The surgeon looks up. ‘Don’t worry about that,’ he says. ‘We’ll be in touch after the procedure.’
Rothersfield clinic wasn’t dissimilar from the Farleigh Park Hall clinic to look at, Caffery thought, with its oak-panelled waiting rooms, marble staircase and rooms with sliding glass doors that led out on to sweeping lawns. But there the similarities ended. Here, there was a porter service, five-course meals chosen from handwritten menus, and no one expected you to clean the toilets as part of your treatment. Chauffeurs waited in the driveway in their Mercedes and Bentleys for their rich employers to recover from their facelifts.
In a little office at the back of the building overlooking a knot garden, where one or two patients were wandering in their towelling robes, the nurse, Darcy Lytton, was waiting for him.

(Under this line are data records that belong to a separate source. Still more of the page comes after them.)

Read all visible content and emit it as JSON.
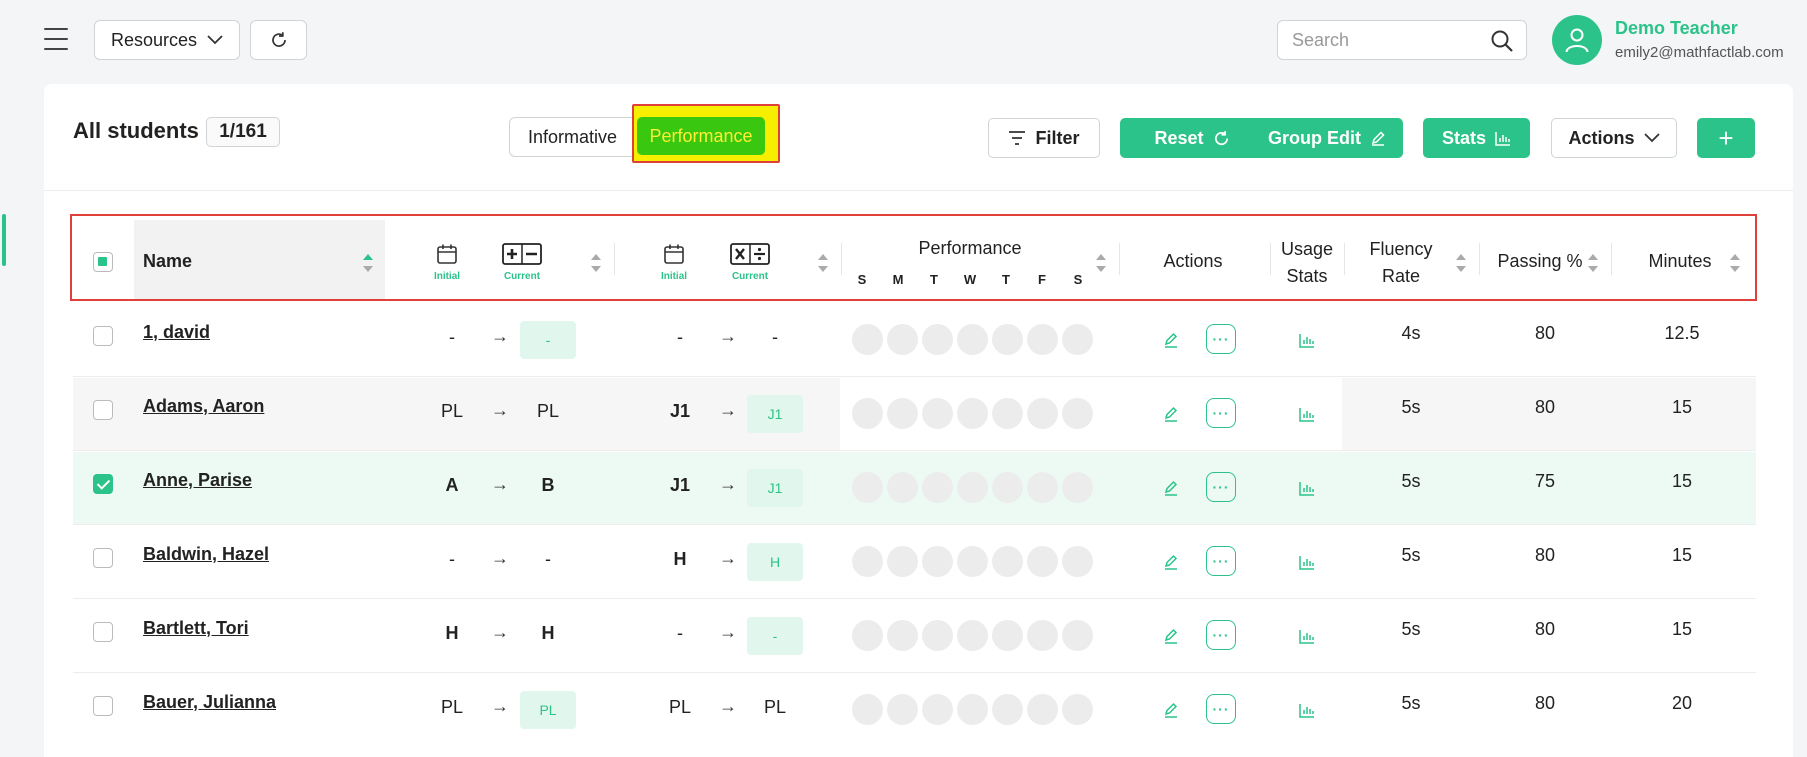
{
  "topbar": {
    "resources_label": "Resources",
    "search_placeholder": "Search",
    "user_name": "Demo Teacher",
    "user_email": "emily2@mathfactlab.com"
  },
  "toolbar": {
    "title": "All students",
    "count": "1/161",
    "view_tabs": [
      "Informative",
      "Performance"
    ],
    "active_view": "Performance",
    "filter": "Filter",
    "reset": "Reset",
    "group_edit": "Group Edit",
    "stats": "Stats",
    "actions": "Actions",
    "add": "+"
  },
  "table": {
    "headers": {
      "name": "Name",
      "initial": "Initial",
      "current": "Current",
      "performance": "Performance",
      "days": [
        "S",
        "M",
        "T",
        "W",
        "T",
        "F",
        "S"
      ],
      "actions": "Actions",
      "usage": "Usage",
      "stats": "Stats",
      "fluency": "Fluency",
      "rate": "Rate",
      "passing": "Passing %",
      "minutes": "Minutes"
    },
    "rows": [
      {
        "name": "1, david",
        "checked": false,
        "add_initial": "-",
        "add_current": "-",
        "mul_initial": "-",
        "mul_current": "-",
        "fluency": "4s",
        "passing": "80",
        "minutes": "12.5"
      },
      {
        "name": "Adams, Aaron",
        "checked": false,
        "add_initial": "PL",
        "add_current": "PL",
        "mul_initial": "J1",
        "mul_current": "J1",
        "fluency": "5s",
        "passing": "80",
        "minutes": "15"
      },
      {
        "name": "Anne, Parise",
        "checked": true,
        "add_initial": "A",
        "add_current": "B",
        "mul_initial": "J1",
        "mul_current": "J1",
        "fluency": "5s",
        "passing": "75",
        "minutes": "15"
      },
      {
        "name": "Baldwin, Hazel",
        "checked": false,
        "add_initial": "-",
        "add_current": "-",
        "mul_initial": "H",
        "mul_current": "H",
        "fluency": "5s",
        "passing": "80",
        "minutes": "15"
      },
      {
        "name": "Bartlett, Tori",
        "checked": false,
        "add_initial": "H",
        "add_current": "H",
        "mul_initial": "-",
        "mul_current": "-",
        "fluency": "5s",
        "passing": "80",
        "minutes": "15"
      },
      {
        "name": "Bauer, Julianna",
        "checked": false,
        "add_initial": "PL",
        "add_current": "PL",
        "mul_initial": "PL",
        "mul_current": "PL",
        "fluency": "5s",
        "passing": "80",
        "minutes": "20"
      }
    ]
  }
}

Not yet changed for work, she looked the part of the girl rumpled from a night with a boyfriend: she wore scruffy Atticus skinny jeans, a studded belt and a black T-shirt with the words ‘Don’t make me kill you’ slashed across the chest. Her eye makeup was last night’s too: it was smudged into the folds under her brown eyes. She sat with her hands jammed between her knees, biting her lip. She’d been crying.